(Marioupol) Après huit ans de combats contre les séparatistes prorusses, l’Ukraine pourrait-elle reconquérir ses territoires perdus grâce à une opération charme, une grande séduction ? C’est le pari que fait la ville portuaire de Marioupol, tout près du front, avec un petit coup de pouce du Canada. Mais il est loin d’être gagné d’avance.

Vasyl Geor sourit, son papier dans la main. Enfin, son problème de loyer est réglé. Épicier de profession, il devait négocier avec les autorités municipales les termes de la location de son espace commercial du village de Staryi Krym, petite localité de l’agglomération de Marioupol. En temps normal, il aurait dû se rendre en ville et attendre longtemps dans un bureau inhospitalier de l’administration publique, avant de rentrer chez lui tard, éreinté par la lourdeur de la bureaucratie.

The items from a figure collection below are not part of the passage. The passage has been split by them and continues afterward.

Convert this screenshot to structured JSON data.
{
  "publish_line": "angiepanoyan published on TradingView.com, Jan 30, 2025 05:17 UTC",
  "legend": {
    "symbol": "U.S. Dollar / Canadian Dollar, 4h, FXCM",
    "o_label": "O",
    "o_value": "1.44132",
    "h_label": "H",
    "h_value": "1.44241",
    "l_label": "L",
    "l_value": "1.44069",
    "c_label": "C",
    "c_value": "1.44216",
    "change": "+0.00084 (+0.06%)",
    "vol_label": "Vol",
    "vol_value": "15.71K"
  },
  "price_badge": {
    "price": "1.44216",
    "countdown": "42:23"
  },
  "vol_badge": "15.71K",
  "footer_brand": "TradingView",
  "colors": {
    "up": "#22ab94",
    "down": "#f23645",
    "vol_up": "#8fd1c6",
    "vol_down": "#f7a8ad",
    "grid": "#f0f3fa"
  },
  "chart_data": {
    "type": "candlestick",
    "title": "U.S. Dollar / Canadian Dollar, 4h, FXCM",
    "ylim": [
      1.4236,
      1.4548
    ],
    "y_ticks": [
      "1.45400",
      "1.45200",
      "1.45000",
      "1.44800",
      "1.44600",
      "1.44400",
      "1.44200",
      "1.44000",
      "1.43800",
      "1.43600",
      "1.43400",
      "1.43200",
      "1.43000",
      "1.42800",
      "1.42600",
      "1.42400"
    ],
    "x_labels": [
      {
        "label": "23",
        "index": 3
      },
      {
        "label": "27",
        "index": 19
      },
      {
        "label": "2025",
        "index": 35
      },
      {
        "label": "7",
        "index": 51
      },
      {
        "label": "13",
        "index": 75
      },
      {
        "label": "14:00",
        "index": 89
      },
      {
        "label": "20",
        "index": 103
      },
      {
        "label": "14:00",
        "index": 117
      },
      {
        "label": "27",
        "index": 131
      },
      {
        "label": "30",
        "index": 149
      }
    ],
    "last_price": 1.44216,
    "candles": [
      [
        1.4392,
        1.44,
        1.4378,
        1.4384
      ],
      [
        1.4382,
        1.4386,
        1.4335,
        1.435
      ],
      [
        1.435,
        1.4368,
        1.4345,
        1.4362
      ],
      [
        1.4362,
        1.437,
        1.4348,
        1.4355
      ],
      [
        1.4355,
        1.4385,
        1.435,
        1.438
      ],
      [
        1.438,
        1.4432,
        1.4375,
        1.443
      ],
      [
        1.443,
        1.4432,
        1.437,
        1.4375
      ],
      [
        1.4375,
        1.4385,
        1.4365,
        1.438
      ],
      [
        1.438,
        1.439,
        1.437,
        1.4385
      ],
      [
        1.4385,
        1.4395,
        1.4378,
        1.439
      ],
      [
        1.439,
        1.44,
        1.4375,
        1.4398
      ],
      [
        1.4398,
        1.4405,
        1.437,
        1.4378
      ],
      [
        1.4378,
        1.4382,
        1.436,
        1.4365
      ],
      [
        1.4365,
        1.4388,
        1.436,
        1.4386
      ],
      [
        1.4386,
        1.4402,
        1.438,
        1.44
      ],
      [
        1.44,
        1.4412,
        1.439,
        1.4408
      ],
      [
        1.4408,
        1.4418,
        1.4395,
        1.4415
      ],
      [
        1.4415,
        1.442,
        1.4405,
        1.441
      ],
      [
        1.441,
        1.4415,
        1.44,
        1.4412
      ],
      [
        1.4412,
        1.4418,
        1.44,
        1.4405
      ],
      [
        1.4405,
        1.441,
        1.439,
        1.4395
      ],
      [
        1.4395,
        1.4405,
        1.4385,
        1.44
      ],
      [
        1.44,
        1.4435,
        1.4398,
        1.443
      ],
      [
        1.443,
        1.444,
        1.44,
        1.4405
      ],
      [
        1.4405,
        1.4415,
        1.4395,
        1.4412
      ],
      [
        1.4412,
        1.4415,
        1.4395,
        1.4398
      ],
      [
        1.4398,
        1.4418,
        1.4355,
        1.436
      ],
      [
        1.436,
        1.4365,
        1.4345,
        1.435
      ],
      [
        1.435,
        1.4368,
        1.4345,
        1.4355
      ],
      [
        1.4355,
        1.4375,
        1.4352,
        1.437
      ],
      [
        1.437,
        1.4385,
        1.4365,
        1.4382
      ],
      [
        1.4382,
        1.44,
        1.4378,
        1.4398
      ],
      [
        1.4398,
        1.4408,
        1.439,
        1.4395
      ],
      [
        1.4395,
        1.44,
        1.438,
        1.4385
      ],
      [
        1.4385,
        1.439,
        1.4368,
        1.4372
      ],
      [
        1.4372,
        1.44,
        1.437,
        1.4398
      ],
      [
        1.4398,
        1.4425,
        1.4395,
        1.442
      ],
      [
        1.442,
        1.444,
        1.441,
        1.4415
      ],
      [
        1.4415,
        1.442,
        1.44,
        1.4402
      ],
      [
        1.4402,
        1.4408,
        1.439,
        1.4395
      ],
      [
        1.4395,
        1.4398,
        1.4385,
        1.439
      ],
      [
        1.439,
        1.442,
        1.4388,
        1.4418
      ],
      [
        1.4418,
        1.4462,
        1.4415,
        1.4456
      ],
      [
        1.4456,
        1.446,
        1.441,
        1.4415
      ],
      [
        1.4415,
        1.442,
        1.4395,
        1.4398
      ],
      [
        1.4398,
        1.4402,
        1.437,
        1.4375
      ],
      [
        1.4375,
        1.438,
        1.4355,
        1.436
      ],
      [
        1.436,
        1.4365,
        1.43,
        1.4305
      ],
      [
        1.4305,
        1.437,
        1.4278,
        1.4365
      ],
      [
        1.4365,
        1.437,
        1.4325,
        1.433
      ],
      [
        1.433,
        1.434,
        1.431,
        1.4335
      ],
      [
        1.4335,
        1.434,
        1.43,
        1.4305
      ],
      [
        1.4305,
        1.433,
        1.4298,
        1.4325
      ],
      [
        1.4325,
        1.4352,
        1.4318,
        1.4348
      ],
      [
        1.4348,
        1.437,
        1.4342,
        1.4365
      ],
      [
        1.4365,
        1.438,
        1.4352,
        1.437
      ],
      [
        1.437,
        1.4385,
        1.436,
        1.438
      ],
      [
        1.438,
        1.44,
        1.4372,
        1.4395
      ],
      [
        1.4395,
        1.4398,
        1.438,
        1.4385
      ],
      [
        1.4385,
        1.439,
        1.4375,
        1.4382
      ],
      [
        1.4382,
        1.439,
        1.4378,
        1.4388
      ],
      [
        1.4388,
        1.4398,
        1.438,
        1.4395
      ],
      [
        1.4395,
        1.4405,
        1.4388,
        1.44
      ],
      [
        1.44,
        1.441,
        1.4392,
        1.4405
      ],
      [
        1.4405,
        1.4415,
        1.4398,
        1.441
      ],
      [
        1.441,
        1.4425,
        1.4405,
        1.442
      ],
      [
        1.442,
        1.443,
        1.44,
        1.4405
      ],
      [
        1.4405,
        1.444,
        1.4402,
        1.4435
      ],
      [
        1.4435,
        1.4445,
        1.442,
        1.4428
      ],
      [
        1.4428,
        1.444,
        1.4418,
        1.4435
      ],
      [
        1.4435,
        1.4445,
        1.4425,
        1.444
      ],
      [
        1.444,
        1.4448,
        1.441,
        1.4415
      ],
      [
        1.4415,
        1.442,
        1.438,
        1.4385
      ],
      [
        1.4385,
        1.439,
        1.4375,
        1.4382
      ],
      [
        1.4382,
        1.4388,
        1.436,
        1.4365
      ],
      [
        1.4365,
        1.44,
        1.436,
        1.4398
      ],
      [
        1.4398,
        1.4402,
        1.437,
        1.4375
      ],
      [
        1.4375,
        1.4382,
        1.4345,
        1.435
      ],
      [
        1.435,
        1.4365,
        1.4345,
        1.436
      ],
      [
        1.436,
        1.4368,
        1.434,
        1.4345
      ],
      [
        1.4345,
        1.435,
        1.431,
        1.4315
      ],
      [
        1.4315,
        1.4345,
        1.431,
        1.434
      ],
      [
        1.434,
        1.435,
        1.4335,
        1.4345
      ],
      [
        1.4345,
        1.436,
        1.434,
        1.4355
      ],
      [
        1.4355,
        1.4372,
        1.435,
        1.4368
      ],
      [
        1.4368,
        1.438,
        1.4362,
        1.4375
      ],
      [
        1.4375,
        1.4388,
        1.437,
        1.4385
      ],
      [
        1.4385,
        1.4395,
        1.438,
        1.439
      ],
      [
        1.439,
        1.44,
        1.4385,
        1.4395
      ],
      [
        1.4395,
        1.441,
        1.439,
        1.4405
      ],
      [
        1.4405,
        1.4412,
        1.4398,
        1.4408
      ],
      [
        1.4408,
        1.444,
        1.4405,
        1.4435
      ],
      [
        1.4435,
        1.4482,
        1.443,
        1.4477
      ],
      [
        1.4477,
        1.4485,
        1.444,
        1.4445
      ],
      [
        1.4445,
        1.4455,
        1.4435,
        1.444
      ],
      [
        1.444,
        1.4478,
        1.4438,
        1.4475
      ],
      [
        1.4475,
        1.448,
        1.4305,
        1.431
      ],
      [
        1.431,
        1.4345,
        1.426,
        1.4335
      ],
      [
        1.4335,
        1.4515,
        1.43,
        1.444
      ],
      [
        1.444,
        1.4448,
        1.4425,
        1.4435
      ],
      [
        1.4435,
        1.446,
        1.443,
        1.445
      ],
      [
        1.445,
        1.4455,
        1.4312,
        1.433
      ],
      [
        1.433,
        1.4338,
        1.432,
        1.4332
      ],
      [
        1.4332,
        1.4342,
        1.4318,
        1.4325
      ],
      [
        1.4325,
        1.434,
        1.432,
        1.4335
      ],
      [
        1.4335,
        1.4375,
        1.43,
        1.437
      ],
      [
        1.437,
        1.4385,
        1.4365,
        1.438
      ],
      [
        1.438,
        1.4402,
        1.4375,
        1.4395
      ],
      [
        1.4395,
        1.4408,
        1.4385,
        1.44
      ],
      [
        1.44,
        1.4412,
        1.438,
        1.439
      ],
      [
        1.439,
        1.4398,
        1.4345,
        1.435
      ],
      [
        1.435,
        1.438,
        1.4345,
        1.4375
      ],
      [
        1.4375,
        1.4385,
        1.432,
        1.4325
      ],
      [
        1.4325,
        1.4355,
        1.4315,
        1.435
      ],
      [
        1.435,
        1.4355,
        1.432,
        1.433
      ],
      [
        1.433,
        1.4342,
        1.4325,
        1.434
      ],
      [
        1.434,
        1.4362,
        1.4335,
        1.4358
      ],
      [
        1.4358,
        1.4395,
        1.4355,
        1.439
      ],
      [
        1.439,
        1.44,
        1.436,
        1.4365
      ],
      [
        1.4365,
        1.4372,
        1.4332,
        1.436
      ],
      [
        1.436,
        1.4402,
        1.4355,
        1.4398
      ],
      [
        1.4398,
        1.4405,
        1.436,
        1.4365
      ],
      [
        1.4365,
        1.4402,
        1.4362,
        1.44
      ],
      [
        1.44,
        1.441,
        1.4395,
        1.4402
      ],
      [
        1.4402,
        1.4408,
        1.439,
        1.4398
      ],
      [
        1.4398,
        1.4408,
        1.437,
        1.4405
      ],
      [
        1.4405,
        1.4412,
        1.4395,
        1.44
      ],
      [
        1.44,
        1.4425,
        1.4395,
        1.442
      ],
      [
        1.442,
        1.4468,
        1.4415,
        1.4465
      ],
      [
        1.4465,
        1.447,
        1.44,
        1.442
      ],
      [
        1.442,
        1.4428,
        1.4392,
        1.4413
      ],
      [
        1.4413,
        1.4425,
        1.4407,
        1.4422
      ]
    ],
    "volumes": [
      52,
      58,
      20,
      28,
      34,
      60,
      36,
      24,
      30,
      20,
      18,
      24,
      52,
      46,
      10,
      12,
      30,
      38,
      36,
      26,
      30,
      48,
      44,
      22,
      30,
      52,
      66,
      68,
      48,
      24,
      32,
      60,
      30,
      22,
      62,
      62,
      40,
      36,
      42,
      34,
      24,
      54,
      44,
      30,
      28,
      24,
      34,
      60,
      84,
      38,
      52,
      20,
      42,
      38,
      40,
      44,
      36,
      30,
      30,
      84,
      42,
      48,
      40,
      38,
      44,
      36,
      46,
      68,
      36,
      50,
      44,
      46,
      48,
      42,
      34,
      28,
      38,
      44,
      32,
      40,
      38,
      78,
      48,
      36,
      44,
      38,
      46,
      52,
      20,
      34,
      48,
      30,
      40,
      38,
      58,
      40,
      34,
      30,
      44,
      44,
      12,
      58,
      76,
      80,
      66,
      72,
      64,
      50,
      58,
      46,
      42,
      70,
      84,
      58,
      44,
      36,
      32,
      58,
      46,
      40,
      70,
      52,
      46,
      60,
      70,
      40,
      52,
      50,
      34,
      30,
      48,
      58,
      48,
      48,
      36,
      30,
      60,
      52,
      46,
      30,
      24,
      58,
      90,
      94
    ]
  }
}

Mais aujourd’hui, c’est le bureau qui est venu à lui. Un bureau sur roues, aménagé dans un camion, qui transporte quatre fonctionnaires et se rend dans les villages reculés pour offrir des services administratifs. Y compris dans les villages situés au front, où les déplacements sont compliqués par les affrontements entre l’armée ukrainienne et les forces séparatistes.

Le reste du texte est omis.